Sunday, September 20, 2009

New York Health Care Workers Resist Flu Vaccine Rule

Defer to the experts, because, you know, they're experts, and they'll tell you vaccines are good too. No wait...

    NY Times -

    When she cleans the rooms of patients with swine flu symptoms, Jana Newton, a housekeeper at Maimonides Medical Center in Brooklyn, has to suit up for her own protection in a mask, gloves, gown and hairnet.

    But she still does not want the one thing that would give her a far better defense — a flu shot.

    “Some people’s immune system is good, like me,” Ms. Newton said. “I’ve been here five years and never been sick. Why mess with something that’s not broken?”

    She is not alone. Across the country, federal health officials say, only about 42 percent of all health care workers get an annual flu shot. That is little better than the overall national average of 33 percent and far below the 65 to 70 percent rate for the elderly.

    That’s why the emergency regulation adopted this summer by the State Health Department making all hospital, home health and hospice workers get seasonal and swine flu vaccinations was a startling and radical step.

    No other state or city health department has such a rule. Local unions reacted angrily, saying they had not been consulted.

    Joel Shufro, executive director of the New York Committee for Occupational Safety and Health, a coalition of 200 union locals, said the change was presented to them “as a done deal” on Aug. 17. His coalition is still debating suing to stop it, he said.

    The unions do not oppose vaccination “but we oppose a mandatory program,” he said. “This is: ‘You don’t get the shot, you’re fired.’ ”

    Some prominent health experts, however, were delighted.

    Dr. Julie Gerberding, the former director of the Centers for Disease Control and Prevention, called New York’s move “a big deal.”

    She had pushed for years for mandatory vaccinations — not just to protect health care workers, she explained, but to protect their patients, who are often aged, have weakened immune systems or are bedridden after surgery, which increases pneumonia risks.

    “We tried to market the idea, to push people, to educate,” she said. “But looking back, broadly speaking, we failed. It’s time to look at a more aggressive approach.”

    By contrast, her successor, Dr.

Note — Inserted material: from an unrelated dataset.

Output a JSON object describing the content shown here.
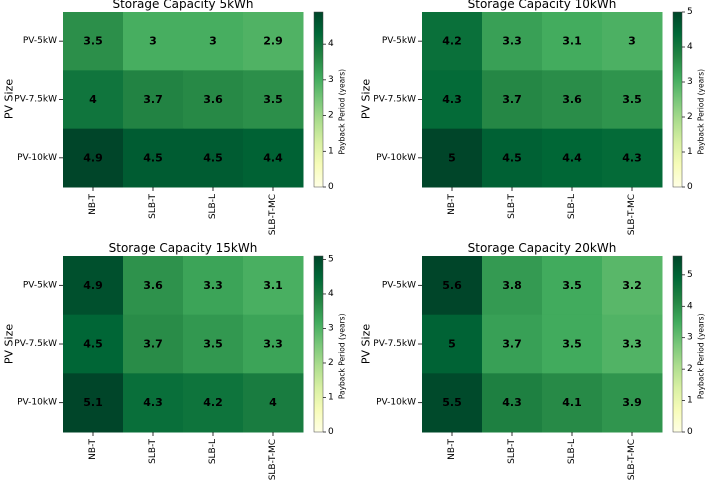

Thomas R. Frieden, said last month that even though he expected a surge in swine flu deaths this winter and even though C.D.C. guidelines give health care workers first priority for the new vaccine, he would not push to make vaccinations mandatory.

    “This is just not the right flu season to take this on,” said Dr. Frieden, who previously was the New York City health commissioner.

    C.D.C. experts said there was just too much confusion this year, with the logistical difficulties of getting both seasonal and swine flu vaccinations to workers and the fact that the swine flu vaccine is still being tested, to risk a fight over the issue now.